Sanders’s endorsement is a first step toward uniting the party ahead of the general election, but some prominent Sanders supporters weren’t buying it.

“With the utmost respect for Bernie Sanders, who is an incredible human being & a genuine inspiration, I don’t endorse Joe Biden,” Briahna Joy Gray, who served as Sanders’s national press secretary, wrote on Twitter minutes after Sanders announced his endorsement. “I supported Bernie Sanders because he backed ideas like #MedicareForAll, canceling ALL student debt, & a wealth tax. Biden supports none of those.”

A number of high-profile progressive groups, most of which backed Sanders’s bid, wrote a letter to Biden last week, imploring him to adopt more progressive policies, including Medicare for All and the Green New Deal, that were part of Sanders’s agenda. Biden is unlikely to move that far to the left, but as he looks to unite the Democratic Party behind his candidacy, he has begun adopting versions of some of Sanders’s and Elizabeth Warren’s policy proposals.

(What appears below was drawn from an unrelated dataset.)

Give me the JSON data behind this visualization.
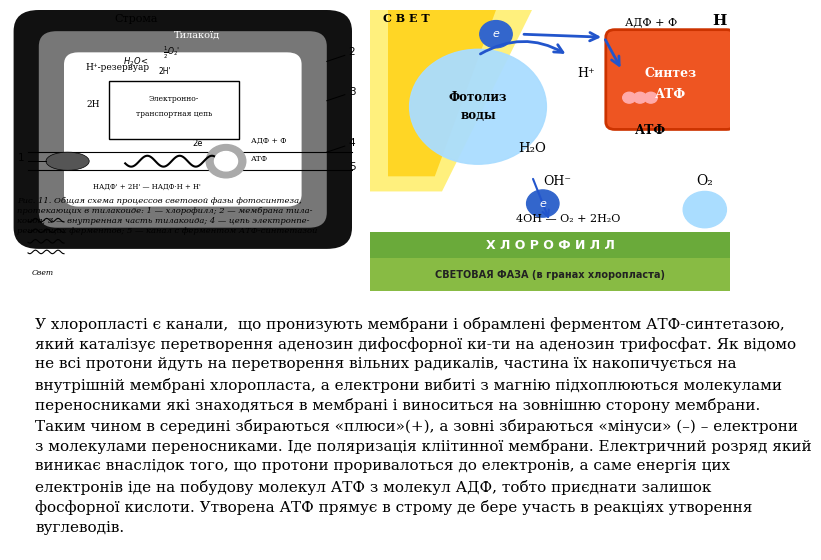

Last month, Biden backed Warren’s plan to give more protections to Americans who file for bankruptcy and the public university tuition proposal he discussed Monday. After Sanders dropped out of the race, Biden added two more policy concessions to Sanders, saying he supported lowering the age of Medicare eligibility to 60 and forgiving student debt for low- and middle-income Americans who attended public institutions.

Trump campaign’s pounced on the endorsement as a sign that Sanders has pulled Biden to the left and will continue to do so.

“This is further proof that even though Bernie Sanders won’t be on the ballot in November, his issues will be,” Brad Parscale, Trump’s campaign manager, said in a statement. “Biden had to adopt most of Bernie’s agenda to be successful in the Democrat primaries.”